Taskset is a relative newcomer to the make or break world of home computer games; it's been trading for little over one year. But its protagonists cut their teeth earlier than most by producing games for real arcade machines. Now they've turned their collective attention exclusively to the Commodore 64 and have produced a string of eccentric yet original games that seem to pop up regularly in the games charts. Bohdan Buciak took the stopping train to sunny Bridlington to meet the creators of Rankin' Rodney and Bozo.

Taskset Team
The Taskset Programming Team

Andy Walker was born just down the road from Taskset's new premises on Bridlington High Street. He's managing director of that company, and probably falls into the local-boy-made-good category, whether he likes it or not. He's now in his mid-thirties, sports a Noel Edmunds hairstyle and beard, and has done time working as a civil servant. Not an environment conducive to promoting games mania. So how did he get hooked on computer games?

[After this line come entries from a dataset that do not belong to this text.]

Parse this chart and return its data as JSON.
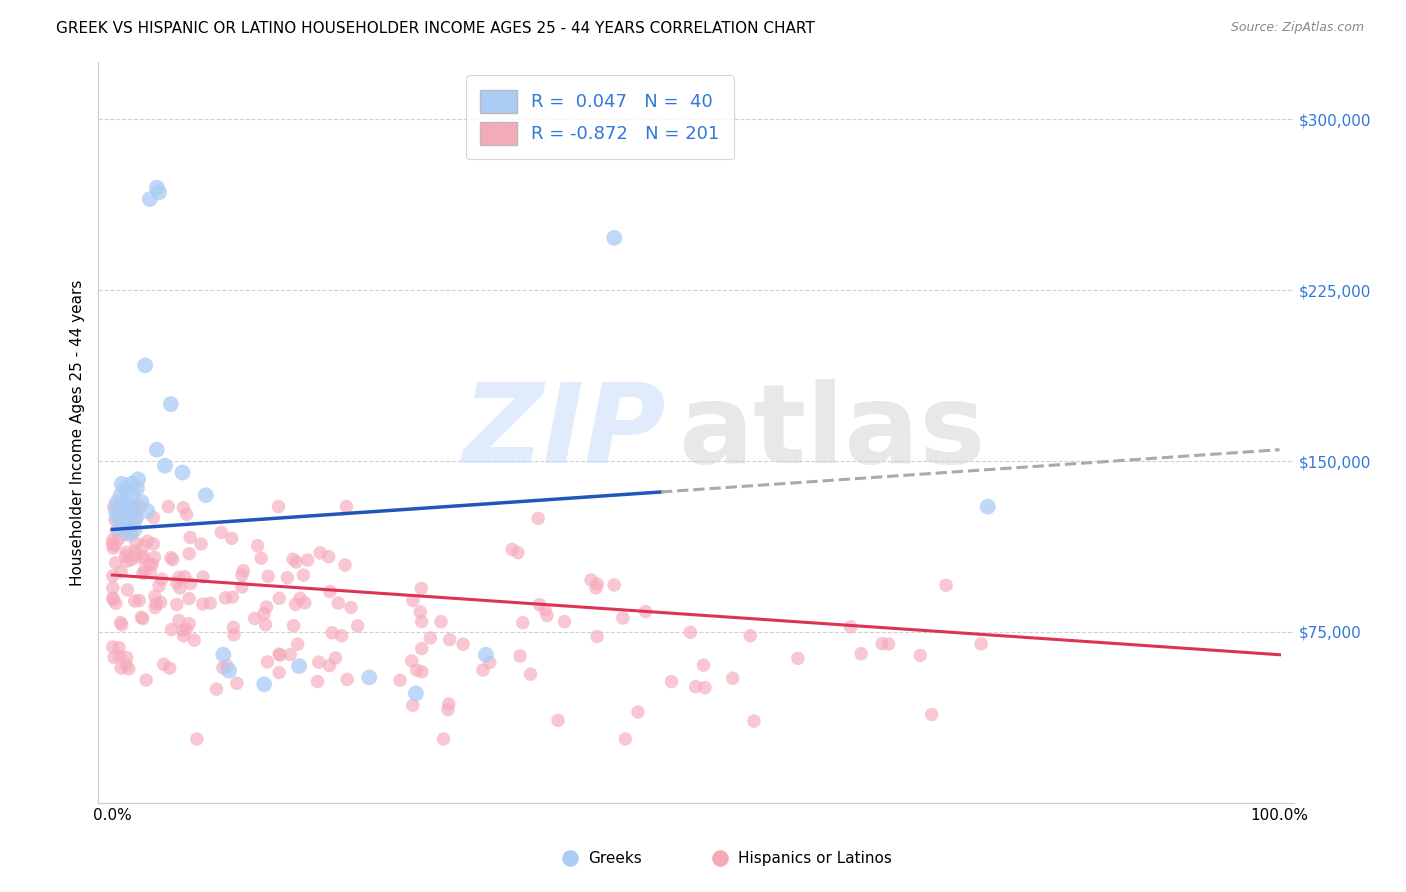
{
  "title": "GREEK VS HISPANIC OR LATINO HOUSEHOLDER INCOME AGES 25 - 44 YEARS CORRELATION CHART",
  "source": "Source: ZipAtlas.com",
  "ylabel": "Householder Income Ages 25 - 44 years",
  "xlim": [
    -0.012,
    1.012
  ],
  "ylim": [
    0,
    325000
  ],
  "yticks": [
    0,
    75000,
    150000,
    225000,
    300000
  ],
  "ytick_labels": [
    "",
    "$75,000",
    "$150,000",
    "$225,000",
    "$300,000"
  ],
  "legend_entry1": "R =  0.047   N =  40",
  "legend_entry2": "R = -0.872   N = 201",
  "legend_label1": "Greeks",
  "legend_label2": "Hispanics or Latinos",
  "blue_color": "#aaccf5",
  "pink_color": "#f5aabb",
  "blue_line_color": "#2255bb",
  "pink_line_color": "#dd3355",
  "dashed_line_color": "#aaaaaa",
  "blue_r": 0.047,
  "pink_r": -0.872,
  "blue_n": 40,
  "pink_n": 201,
  "title_fontsize": 11,
  "source_fontsize": 9,
  "axis_label_fontsize": 11,
  "tick_fontsize": 11,
  "legend_fontsize": 13
}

"I spent a considerable number of years working with computers at a government electronics centre", he declares cautiously. That was a few years back, when microcomputers were just beginning to make their attack on the mainframe and minicomputer market.

Walker saw the potential immediately and became fascinated by micros to the point of distraction. But his enthusiasm couldn't persuade his superiors to send him on small systems courses to find out more about micros. Walker considered that to be somewhat shortsighted, "they didn't believe the future lay in small systems." So he built an antipathy towards the Civil Service and started building his own micros.

He eventually left, having decided that he wanted to do nothing more than devote his time to writing video games. He managed to inspire another programmer and a video artist with his own brand of enthusiasm and together they set up AWL Electronics, a company who's major claim to fame was writing games like Andromeda and The Pit for the true games arcade consoles.